In the session Beyond Binary Choices: How Players Engage with Morality, Amanda Lange — a tech evangelist for Microsoft, detailed the results of a study she recently conducted about the narrative choices players make in video games. The questions were based on either the game or the player’s definition of good and evil. Surprisingly, only five percent of her subjects played as evil during heir first playthrough. This suggests to Lange that games don’t necessarily allow us to experiment with our sense of morality, as most of the decisions made by players in games tend to align with the decisions they would make in reality.

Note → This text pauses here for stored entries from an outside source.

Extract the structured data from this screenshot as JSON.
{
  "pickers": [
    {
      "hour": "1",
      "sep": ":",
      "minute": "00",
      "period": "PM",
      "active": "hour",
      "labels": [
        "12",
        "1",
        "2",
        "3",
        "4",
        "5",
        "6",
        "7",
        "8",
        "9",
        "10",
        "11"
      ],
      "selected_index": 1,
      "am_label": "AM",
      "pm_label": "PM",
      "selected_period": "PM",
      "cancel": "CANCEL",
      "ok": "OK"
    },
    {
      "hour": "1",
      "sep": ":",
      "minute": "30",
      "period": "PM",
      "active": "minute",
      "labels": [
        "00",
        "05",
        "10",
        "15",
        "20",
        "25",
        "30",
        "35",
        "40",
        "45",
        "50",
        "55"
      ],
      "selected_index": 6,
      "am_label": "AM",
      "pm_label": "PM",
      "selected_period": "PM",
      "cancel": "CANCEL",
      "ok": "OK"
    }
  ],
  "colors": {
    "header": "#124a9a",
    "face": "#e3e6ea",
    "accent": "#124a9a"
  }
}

She found that players had and easier time making decisions when they could align with a given faction instead of binary good/evil spectrum. Additionally, she concluded that players don’t agonize over choices unless those choices are weaved into the narrative, as they are in games like The Walking Dead and Spec Ops: The Line. For instance, in The Walking Dead, choices aren’t necessarily labeled “good” or “evil” and don’t provide any kind of gameplay bonus — but the decisions made do affect the story. The good dragon in The Elder Scrolls V: Skyrim was rarely killed by players operating in traditional moral terms, despite the fact that the developers created a lot of content that you need to kill the dragon to access.
This means that if you want players to see all of the content you’ve incorporated into a game and put behind certain narrative gates, you need to make sure you’re creating an experience that resonates with a player emotionally. Players are more likely to do bad if they’re caught up in an emotional situation, and they’re much more likely to return for another playthrough to see what happens if they make a different choice.